Il fallut d’abord mettre au point un protocole technique et trouver un laboratoire montréalais ( Technicolor soumit la proposition la plus intéressante et devint le laboratoire de choix ) possédant l’appareillage requis pour effectuer cette cure de jouvence sur des films souvent en piteux état, gardés n’importe où, n’importe comment. Fort heureusement, beaucoup d’entre eux s’étaient retirés dans un bon hospice, la Cinémathèque québécoise, qui les bichonne autant qu’elle le peut, malgré ses moyens limités; là aussi comme dans les autres centres de soins de longue durée du Québec, l’argent manque !

Et un autre protocole qui recevrait l’accord des unions d’artistes, de réalisateurs et de scénaristes. Une entente reconnaissant le caractère patrimonial d’Éléphant a été paraphée, en juillet 2010 par l’Union des Artistes, l’Association des réalisateurs et réalisatrices du Québec et la SARTEC.

Le cinéma, il en est fou !

Il fallait un véritable passionné de cinéma comme Pierre Karl Péladeau pour imaginer un tel projet que l’on baptisa Éléphant, mémoire du cinéma québécois. Un projet très différent, par exemple, du Film Foundation de Martin Scorsese auquel on a parfois comparé Éléphant. La Film Foundation fait un tri des films qu’elle choisit de restaurer et ensuite ils sont projetés sporadiquement, même parcimonieusement, dans certains festivals ou certaines cinémathèques du monde. Les films Éléphant, eux, sont toujours disponibles 24 heures sur 24, 7 jours sur 7. Pour le moment, on les trouve sur illico, la vidéo sur demande de Vidéotron, mais le territoire s’agrandira. Nous sommes actuellement en négociations. Nous visons aussi le téléchargement qui rendrait le répertoire Éléphant disponible sur tout le territoire canadien.

Eh oui, encore la jungle.

Les droits sur les œuvres, quel embrouillamini ; la recherche des éléments pour reconstituer les films, un véritable travail de Sherlock Holmes… Une  jungle dans laquelle on arriverait à perdre un éléphant. Ces travaux de forçat, ce casse-tête, ils échoient à Marie-José Raymond qui est en train de développer un flair de limier doublé d’une patience que les anges modernes ne sont plus sensés posséder.

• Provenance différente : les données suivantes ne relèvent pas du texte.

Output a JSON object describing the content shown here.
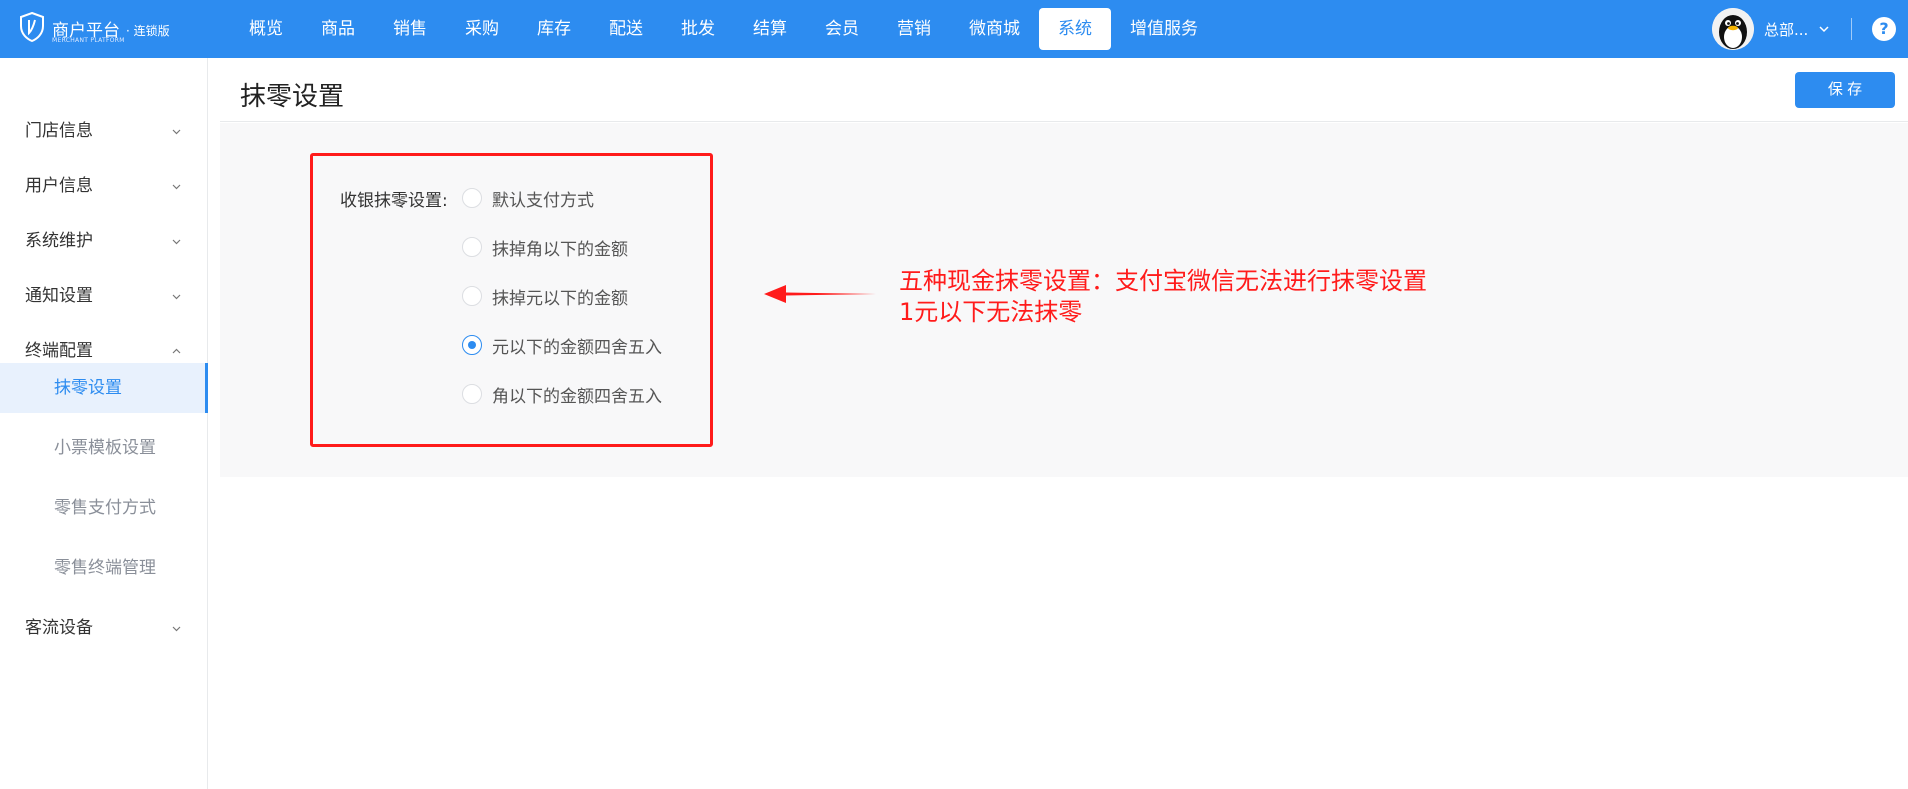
{
  "header": {
    "logo_title": "商户平台",
    "logo_subtitle": "MERCHANT PLATFORM",
    "logo_edition": "· 连锁版",
    "nav": [
      {
        "label": "概览"
      },
      {
        "label": "商品"
      },
      {
        "label": "销售"
      },
      {
        "label": "采购"
      },
      {
        "label": "库存"
      },
      {
        "label": "配送"
      },
      {
        "label": "批发"
      },
      {
        "label": "结算"
      },
      {
        "label": "会员"
      },
      {
        "label": "营销"
      },
      {
        "label": "微商城"
      },
      {
        "label": "系统",
        "active": true
      },
      {
        "label": "增值服务"
      }
    ],
    "user_name": "总部...",
    "help_label": "?"
  },
  "sidebar": {
    "groups": [
      {
        "label": "门店信息",
        "expanded": false
      },
      {
        "label": "用户信息",
        "expanded": false
      },
      {
        "label": "系统维护",
        "expanded": false
      },
      {
        "label": "通知设置",
        "expanded": false
      },
      {
        "label": "终端配置",
        "expanded": true
      },
      {
        "label": "客流设备",
        "expanded": false
      }
    ],
    "sub_items": [
      {
        "label": "抹零设置",
        "active": true
      },
      {
        "label": "小票模板设置"
      },
      {
        "label": "零售支付方式"
      },
      {
        "label": "零售终端管理"
      }
    ]
  },
  "main": {
    "page_title": "抹零设置",
    "save_label": "保 存",
    "form_label": "收银抹零设置:",
    "options": [
      {
        "label": "默认支付方式",
        "checked": false
      },
      {
        "label": "抹掉角以下的金额",
        "checked": false
      },
      {
        "label": "抹掉元以下的金额",
        "checked": false
      },
      {
        "label": "元以下的金额四舍五入",
        "checked": true
      },
      {
        "label": "角以下的金额四舍五入",
        "checked": false
      }
    ]
  },
  "annotation": {
    "line1": "五种现金抹零设置：支付宝微信无法进行抹零设置",
    "line2": "1元以下无法抹零",
    "color": "#ff1b1b"
  },
  "colors": {
    "primary": "#2d8cf0",
    "active_bg": "#e8f1fd",
    "panel_bg": "#f8f8f9"
  }
}
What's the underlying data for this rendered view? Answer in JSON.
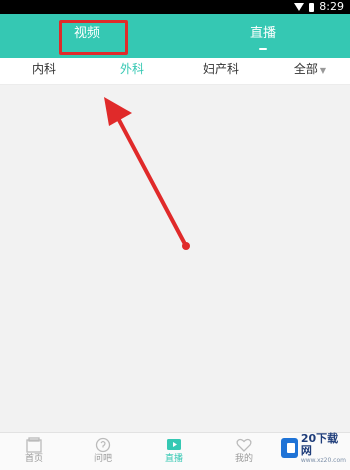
{
  "status_bar": {
    "time": "8:29"
  },
  "top_tabs": [
    {
      "label": "视频"
    },
    {
      "label": "直播"
    }
  ],
  "sub_nav": {
    "items": [
      "内科",
      "外科",
      "妇产科",
      "全部"
    ]
  },
  "bottom_nav": {
    "items": [
      {
        "label": "首页",
        "icon": "home-icon"
      },
      {
        "label": "问吧",
        "icon": "question-icon"
      },
      {
        "label": "直播",
        "icon": "live-tv-icon"
      },
      {
        "label": "我的",
        "icon": "heart-icon"
      }
    ]
  },
  "watermark": {
    "name": "20下载网",
    "url": "www.xz20.com"
  },
  "colors": {
    "accent": "#35c8b3",
    "annotation": "#e02a2a"
  }
}
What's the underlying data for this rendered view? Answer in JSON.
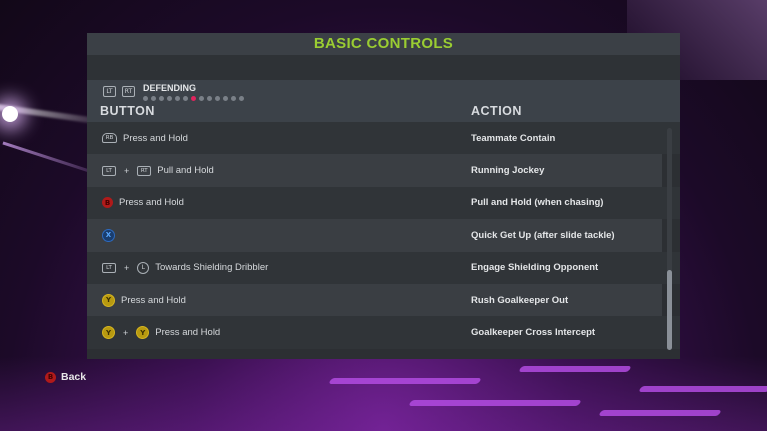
{
  "title": "BASIC CONTROLS",
  "section": {
    "name": "DEFENDING",
    "prev_icon": "LT",
    "next_icon": "RT",
    "page_count": 13,
    "active_page": 6
  },
  "columns": {
    "button": "BUTTON",
    "action": "ACTION"
  },
  "rows": [
    {
      "icons": [
        {
          "type": "bumper",
          "label": "RB"
        }
      ],
      "input": "Press and Hold",
      "action": "Teammate Contain"
    },
    {
      "icons": [
        {
          "type": "rect",
          "label": "LT"
        },
        {
          "type": "rect",
          "label": "RT"
        }
      ],
      "input": "Pull and Hold",
      "action": "Running Jockey"
    },
    {
      "icons": [
        {
          "type": "b",
          "label": "B"
        }
      ],
      "input": "Press and Hold",
      "action": "Pull and Hold (when chasing)"
    },
    {
      "icons": [
        {
          "type": "x",
          "label": "X"
        }
      ],
      "input": "",
      "action": "Quick Get Up (after slide tackle)"
    },
    {
      "icons": [
        {
          "type": "rect",
          "label": "LT"
        },
        {
          "type": "stick",
          "label": "L"
        }
      ],
      "input": "Towards Shielding Dribbler",
      "action": "Engage Shielding Opponent"
    },
    {
      "icons": [
        {
          "type": "y",
          "label": "Y"
        }
      ],
      "input": "Press and Hold",
      "action": "Rush Goalkeeper Out"
    },
    {
      "icons": [
        {
          "type": "y",
          "label": "Y"
        },
        {
          "type": "y",
          "label": "Y"
        }
      ],
      "input": "Press and Hold",
      "action": "Goalkeeper Cross Intercept"
    }
  ],
  "footer": {
    "back_icon": "B",
    "back_label": "Back"
  },
  "colors": {
    "title": "#9acd32",
    "active_dot": "#e0245e",
    "panel": "#2c2f33"
  }
}
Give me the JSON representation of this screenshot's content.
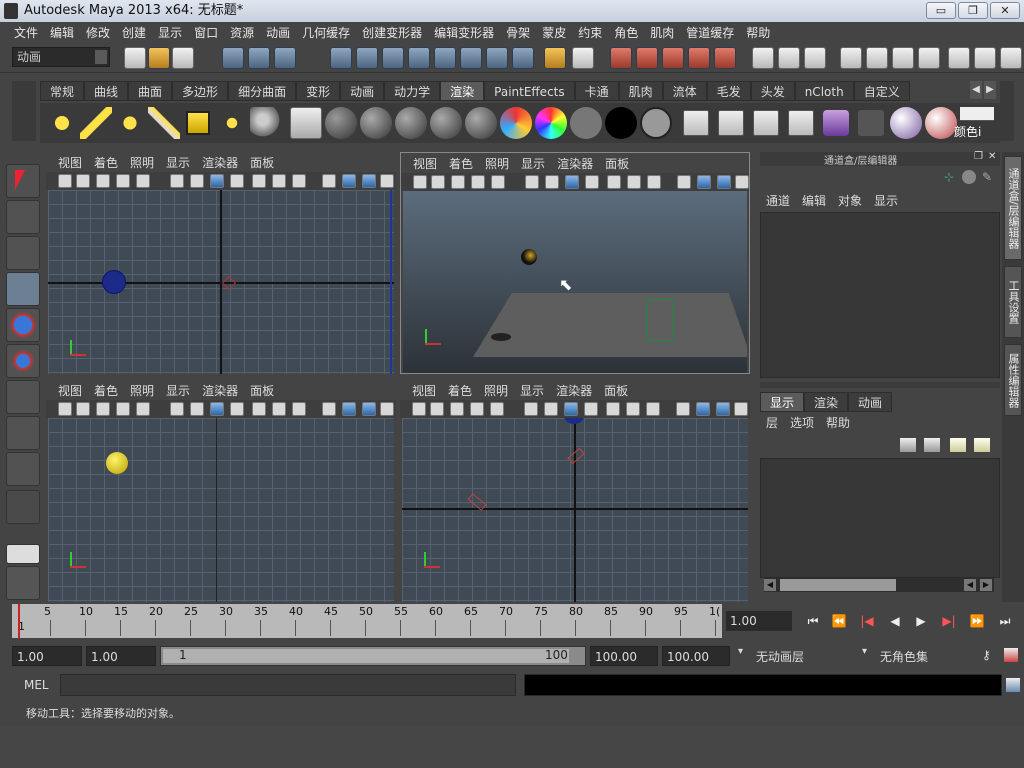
{
  "window": {
    "title": "Autodesk Maya 2013 x64: 无标题*",
    "minimize": "▭",
    "restore": "❐",
    "close": "✕"
  },
  "menubar": [
    "文件",
    "编辑",
    "修改",
    "创建",
    "显示",
    "窗口",
    "资源",
    "动画",
    "几何缓存",
    "创建变形器",
    "编辑变形器",
    "骨架",
    "蒙皮",
    "约束",
    "角色",
    "肌肉",
    "管道缓存",
    "帮助"
  ],
  "statusline": {
    "mode_value": "动画"
  },
  "shelf": {
    "tabs": [
      "常规",
      "曲线",
      "曲面",
      "多边形",
      "细分曲面",
      "变形",
      "动画",
      "动力学",
      "渲染",
      "PaintEffects",
      "卡通",
      "肌肉",
      "流体",
      "毛发",
      "头发",
      "nCloth",
      "自定义"
    ],
    "active_tab": "渲染",
    "last_icon_label": "颜色i"
  },
  "viewport_menu": [
    "视图",
    "着色",
    "照明",
    "显示",
    "渲染器",
    "面板"
  ],
  "channel_box": {
    "title": "通道盒/层编辑器",
    "menu": [
      "通道",
      "编辑",
      "对象",
      "显示"
    ],
    "layer_tabs": [
      "显示",
      "渲染",
      "动画"
    ],
    "layer_menu": [
      "层",
      "选项",
      "帮助"
    ]
  },
  "side_tabs": [
    "通道盒/层编辑器",
    "工具设置",
    "属性编辑器"
  ],
  "timeslider": {
    "start_label": "1",
    "ticks": [
      "5",
      "10",
      "15",
      "20",
      "25",
      "30",
      "35",
      "40",
      "45",
      "50",
      "55",
      "60",
      "65",
      "70",
      "75",
      "80",
      "85",
      "90",
      "95",
      "1("
    ],
    "current_frame": "1.00"
  },
  "range": {
    "start": "1.00",
    "play_start": "1.00",
    "bar_start": "1",
    "bar_end": "100",
    "play_end": "100.00",
    "end": "100.00",
    "anim_layer": "无动画层",
    "char_set": "无角色集"
  },
  "mel": {
    "label": "MEL"
  },
  "helpline": "移动工具：选择要移动的对象。"
}
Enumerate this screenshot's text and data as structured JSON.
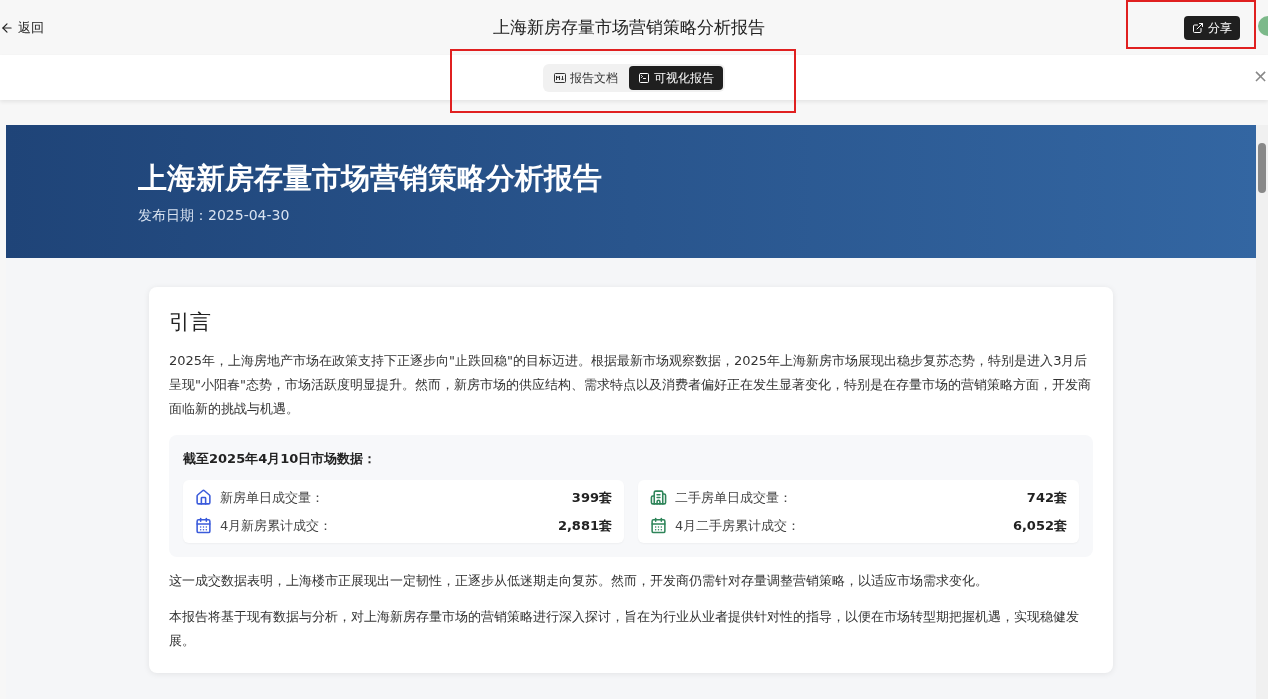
{
  "header": {
    "back": "返回",
    "title": "上海新房存量市场营销策略分析报告",
    "share": "分享"
  },
  "view_tabs": [
    {
      "label": "报告文档",
      "selected": false
    },
    {
      "label": "可视化报告",
      "selected": true
    }
  ],
  "close": "×",
  "report": {
    "title": "上海新房存量市场营销策略分析报告",
    "date": "发布日期：2025-04-30",
    "section_title": "引言",
    "intro": "2025年，上海房地产市场在政策支持下正逐步向\"止跌回稳\"的目标迈进。根据最新市场观察数据，2025年上海新房市场展现出稳步复苏态势，特别是进入3月后呈现\"小阳春\"态势，市场活跃度明显提升。然而，新房市场的供应结构、需求特点以及消费者偏好正在发生显著变化，特别是在存量市场的营销策略方面，开发商面临新的挑战与机遇。",
    "data_box": {
      "title": "截至2025年4月10日市场数据：",
      "groups": [
        {
          "color": "#3b5bdb",
          "rows": [
            {
              "kind": "house",
              "label": "新房单日成交量：",
              "value": "399套"
            },
            {
              "kind": "calendar",
              "label": "4月新房累计成交：",
              "value": "2,881套"
            }
          ]
        },
        {
          "color": "#2f855a",
          "rows": [
            {
              "kind": "building",
              "label": "二手房单日成交量：",
              "value": "742套"
            },
            {
              "kind": "calendar",
              "label": "4月二手房累计成交：",
              "value": "6,052套"
            }
          ]
        }
      ]
    },
    "paragraphs": [
      "这一成交数据表明，上海楼市正展现出一定韧性，正逐步从低迷期走向复苏。然而，开发商仍需针对存量调整营销策略，以适应市场需求变化。",
      "本报告将基于现有数据与分析，对上海新房存量市场的营销策略进行深入探讨，旨在为行业从业者提供针对性的指导，以便在市场转型期把握机遇，实现稳健发展。"
    ]
  }
}
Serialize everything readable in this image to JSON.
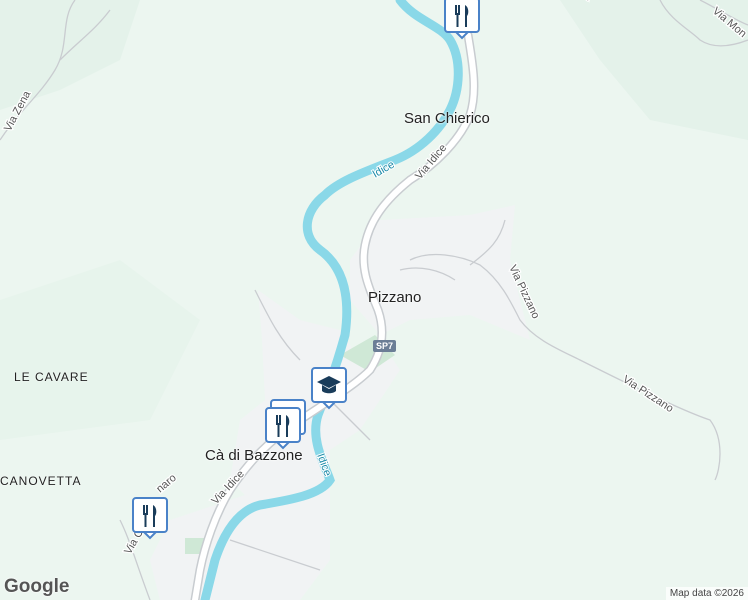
{
  "places": {
    "san_chierico": "San Chierico",
    "pizzano": "Pizzano",
    "ca_di_bazzone": "Cà di Bazzone"
  },
  "areas": {
    "le_cavare": "LE CAVARE",
    "canovetta": "CANOVETTA"
  },
  "roads": {
    "via_zena": "Via Zena",
    "via_idice_north": "Via Idice",
    "via_idice_south": "Via Idice",
    "via_pizzano_1": "Via Pizzano",
    "via_pizzano_2": "Via Pizzano",
    "via_mon": "Via Mon",
    "via_ro_naro": "naro",
    "via_ca": "Via C",
    "via_top": "V"
  },
  "rivers": {
    "idice_north": "Idice",
    "idice_south": "Idice"
  },
  "shield": {
    "sp7": "SP7"
  },
  "markers": [
    {
      "name": "restaurant-marker-north",
      "icon": "restaurant-icon"
    },
    {
      "name": "school-marker",
      "icon": "graduation-cap-icon"
    },
    {
      "name": "restaurant-marker-center-back",
      "icon": "restaurant-icon"
    },
    {
      "name": "restaurant-marker-center",
      "icon": "restaurant-icon"
    },
    {
      "name": "restaurant-marker-southwest",
      "icon": "restaurant-icon"
    }
  ],
  "brand": {
    "logo": "Google",
    "attribution": "Map data ©2026"
  },
  "colors": {
    "forest": "#ecf6f0",
    "forest_dark": "#dcefe4",
    "builtup": "#f1f3f4",
    "river": "#8ad8e8",
    "road": "#ffffff",
    "road_edge": "#c8ccd0",
    "marker_border": "#4a82c8",
    "marker_icon": "#1a3c5a"
  }
}
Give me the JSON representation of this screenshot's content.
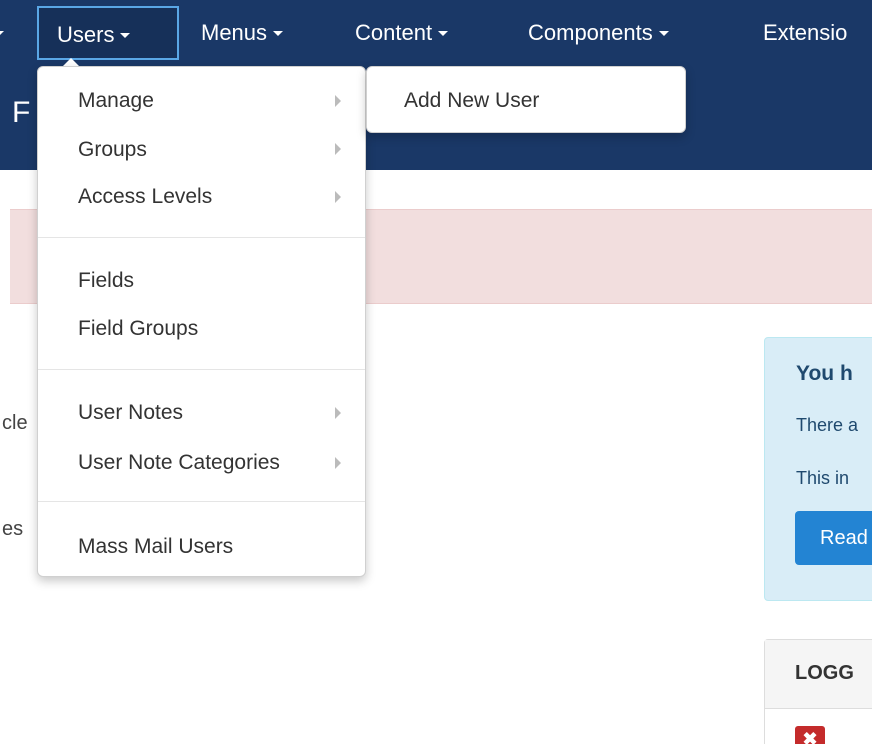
{
  "nav": {
    "items": [
      {
        "label": "Users"
      },
      {
        "label": "Menus"
      },
      {
        "label": "Content"
      },
      {
        "label": "Components"
      },
      {
        "label": "Extensio"
      }
    ]
  },
  "header": {
    "title_fragment": "F"
  },
  "background": {
    "fragment_1": "cle",
    "fragment_2": "es"
  },
  "users_menu": {
    "items": [
      {
        "label": "Manage",
        "has_submenu": true
      },
      {
        "label": "Groups",
        "has_submenu": true
      },
      {
        "label": "Access Levels",
        "has_submenu": true
      },
      {
        "label": "Fields",
        "has_submenu": false
      },
      {
        "label": "Field Groups",
        "has_submenu": false
      },
      {
        "label": "User Notes",
        "has_submenu": true
      },
      {
        "label": "User Note Categories",
        "has_submenu": true
      },
      {
        "label": "Mass Mail Users",
        "has_submenu": false
      }
    ]
  },
  "submenu": {
    "items": [
      {
        "label": "Add New User"
      }
    ]
  },
  "info_panel": {
    "heading": "You h",
    "line_1": "There a",
    "line_2": "This in",
    "button_label": "Read"
  },
  "logged_panel": {
    "title": "LOGG",
    "close_glyph": "✖"
  },
  "colors": {
    "navbar": "#1a3867",
    "alert_bg": "#f2dede",
    "info_bg": "#d9edf7",
    "primary_button": "#2384d3",
    "danger": "#c42b2b"
  }
}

Quant à moi, je m’occupe de l’étalonnage de la couleur de tous les films et d’une bonne partie des restaurations, Marie-José prenant souvent le trop-plein. Et nous tournons les entrevues de mise en situation qui précèdent chaque film sur illico, de même que des dossiers exclusifs pour le site WEB créé pour faire la promotion d’Éléphant: elephant.canoe.ca.

Car, en même temps que naissait Éléphant, un site WEB, entièrement dédié au cinéma québécois et à son actualité, voyait le jour. Un site sur lequel on trouve de tout, même une bande dessinée hebdomadaire inspirée par des films québécois. C’est Pascal Laplante qui veille en permanence sur cet éléphant virtuel.

La bête est vorace, l’équipe, rikiki…

Et pour faire la jonction entre la jungle où vit notre éléphant et la belle entreprise qui doit satisfaire aux besoins voraces de la bête, Pierre Karl Péladeau a désigné Sylvie Cordeau, vice-présidente aux communications de Quebecor Media.

C’est ainsi qu’à quelques personnes seulement nous arriverons peut-être à ce que le Québec devienne le premier pays du monde dont tout le patrimoine de films de longs métrages aura été numérisé, restauré et rendu accessible à tous.

Barrissements outre-mer

Un exploit dont nous sommes fiers de venir faire état jusqu’ici, en France, à l’occasion de la Semaine du Cinéma du Québec à Paris. Un événement spécial, Le numérique au service de la mémoire, a lieu aujourd’hui même, au Forum des Images. Après une table ronde sur ce sujet, Le matou, le film de Jean Beaudin, fraîchement numérisé et restauré par Éléphant, a été projeté en numérique dans une salle comble, en présence du réalisateur et de Serge Dupire, une des vedettes du film.

Les barrissements de notre éléphant, jeunes, mais clairs comme des éclats de trompette, ont commencé à retentir jusqu’en Europe. Quel magnifique cadeau de troisième anniversaire.